Des moyennes sans significations 12/20 Niveau réel Sur le graphique (caricatural mais réaliste) les 3 élèves ont la même moyenne : 12/20. Si l’intention est bien de communiquer sur le niveau réel atteint (en supposant que ces différentes notes mesurent le même objet) , alors ils devraient être positionnés, en fin de semestre, respectivement à 16, 13, 06. La moyenne ne renseigne pas sur le niveau réel des élèves. Même en lui accordant un peu de sens, ce serait une situation relative et non une situation absolue.
Les pratiques d’évaluation en bac pro industriels (et ailleurs) Une logique d’amalgame de notes pour définir des moyennes semestrielles de bulletins scolaires Une large prédominance de l’évaluation sommative notée au détriment de l’évaluation formative. Une communication de résultats inadéquats En résumé : A observer les pratiques courantes, l’évaluation dans l’EP industriel reste davantage fondée sur les contrôles de connaissances et de savoir-faire que sur un suivi effectif du développement des compétences des élèves. Le plus souvent , on ne s'intéresse aux compétences qu'en fin de formation, lorsqu’il faut les valider en vue de la délivrance du diplôme (notamment dans le cas du contrôle en cours de formation ).
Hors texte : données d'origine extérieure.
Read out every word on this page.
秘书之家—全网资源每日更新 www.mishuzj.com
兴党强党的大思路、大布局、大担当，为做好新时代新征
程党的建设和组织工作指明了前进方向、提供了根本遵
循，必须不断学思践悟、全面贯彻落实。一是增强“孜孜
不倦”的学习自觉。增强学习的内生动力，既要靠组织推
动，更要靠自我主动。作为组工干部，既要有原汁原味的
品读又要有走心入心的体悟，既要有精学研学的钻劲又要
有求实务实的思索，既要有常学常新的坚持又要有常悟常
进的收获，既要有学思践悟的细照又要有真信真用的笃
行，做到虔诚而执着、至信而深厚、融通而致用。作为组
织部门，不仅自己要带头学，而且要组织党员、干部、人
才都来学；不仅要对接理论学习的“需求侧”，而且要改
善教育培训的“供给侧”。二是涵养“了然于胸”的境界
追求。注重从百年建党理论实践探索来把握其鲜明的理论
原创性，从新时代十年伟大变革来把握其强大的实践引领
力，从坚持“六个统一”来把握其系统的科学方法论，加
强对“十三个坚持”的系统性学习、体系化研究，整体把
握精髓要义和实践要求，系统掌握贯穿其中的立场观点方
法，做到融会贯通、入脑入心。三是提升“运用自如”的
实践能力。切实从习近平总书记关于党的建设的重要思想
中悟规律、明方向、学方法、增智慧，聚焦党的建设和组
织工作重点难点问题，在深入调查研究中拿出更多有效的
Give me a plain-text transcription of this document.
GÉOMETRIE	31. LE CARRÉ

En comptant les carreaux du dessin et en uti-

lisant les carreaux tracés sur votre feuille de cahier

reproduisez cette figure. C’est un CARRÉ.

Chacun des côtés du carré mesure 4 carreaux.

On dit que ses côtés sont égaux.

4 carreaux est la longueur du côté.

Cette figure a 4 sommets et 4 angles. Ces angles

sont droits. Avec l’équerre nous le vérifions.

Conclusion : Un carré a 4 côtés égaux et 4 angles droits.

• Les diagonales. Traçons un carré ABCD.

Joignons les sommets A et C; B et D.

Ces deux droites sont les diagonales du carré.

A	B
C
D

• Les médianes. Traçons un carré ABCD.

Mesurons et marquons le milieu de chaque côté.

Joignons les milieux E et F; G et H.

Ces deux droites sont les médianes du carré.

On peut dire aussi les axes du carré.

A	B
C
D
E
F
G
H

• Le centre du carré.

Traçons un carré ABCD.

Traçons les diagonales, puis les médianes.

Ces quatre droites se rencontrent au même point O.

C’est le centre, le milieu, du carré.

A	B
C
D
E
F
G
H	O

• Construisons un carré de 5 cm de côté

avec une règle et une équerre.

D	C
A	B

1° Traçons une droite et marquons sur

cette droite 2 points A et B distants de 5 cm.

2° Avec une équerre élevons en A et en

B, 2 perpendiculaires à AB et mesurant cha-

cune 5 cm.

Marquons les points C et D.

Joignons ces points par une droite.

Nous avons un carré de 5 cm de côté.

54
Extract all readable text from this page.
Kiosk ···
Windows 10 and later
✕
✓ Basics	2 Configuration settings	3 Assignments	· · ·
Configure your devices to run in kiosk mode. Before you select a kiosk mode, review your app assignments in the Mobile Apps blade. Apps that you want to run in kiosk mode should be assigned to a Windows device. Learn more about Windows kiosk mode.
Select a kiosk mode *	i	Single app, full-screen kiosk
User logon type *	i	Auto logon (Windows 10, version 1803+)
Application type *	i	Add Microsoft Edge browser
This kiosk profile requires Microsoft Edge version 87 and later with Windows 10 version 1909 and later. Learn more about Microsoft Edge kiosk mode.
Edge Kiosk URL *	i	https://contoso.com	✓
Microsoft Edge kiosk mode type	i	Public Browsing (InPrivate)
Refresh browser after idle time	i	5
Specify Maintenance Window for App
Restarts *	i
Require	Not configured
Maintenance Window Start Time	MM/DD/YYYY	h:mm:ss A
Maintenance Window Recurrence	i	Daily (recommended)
Deux difficultés, au moins, semblent expliquer cette réalité. La première réside certainement dans la complexité, pour les enseignants, d’évaluer des élèves en formation, par rapport à un niveau terminal de compétences exigibles en fin de formation. La deuxième relève du système éducatif lui-même qui attend de chaque enseignant qu'il fournisse régulièrement des notes et une moyenne en fin de semestre . La pratique des « moyennes » a des effets sur la qualité de l’enseignement. Elle induit une logique d’ évaluation sommative au détriment de l’évaluation formative. En EP, la plupart des enseignants sont conscients de cette situation et beaucoup ressentent la nécessité de faire évoluer leurs pratiques pour les mettre en cohérence avec leur logique de formation. Mais comment faire ? Il ne faut pas sous-estimer les freins et les difficultés à surmonter : administratifs (les bulletins notamment); culturels (les habitudes de l’évaluation traditionnelle);professionnels (comment faire?); sociaux (justifier de pratiques différentes et répondre aux attentes des familles). L’évaluation en enseignement professionnel reste donc partagée entre deux logiques : celle d’une évaluation par compétences qui se limite le plus souvent à une validation certificative et celle d'une évaluation traditionnelle qui perdure et se substitue à une véritable évaluation formative. Pour sortir de ce système qui n’a pas de sens, il faudrait rompre avec l’évaluation conventionnelle et intégrer des démarches d’évaluation formative qui aident les élèves à se situer dans le développement progressif de leurs compétences.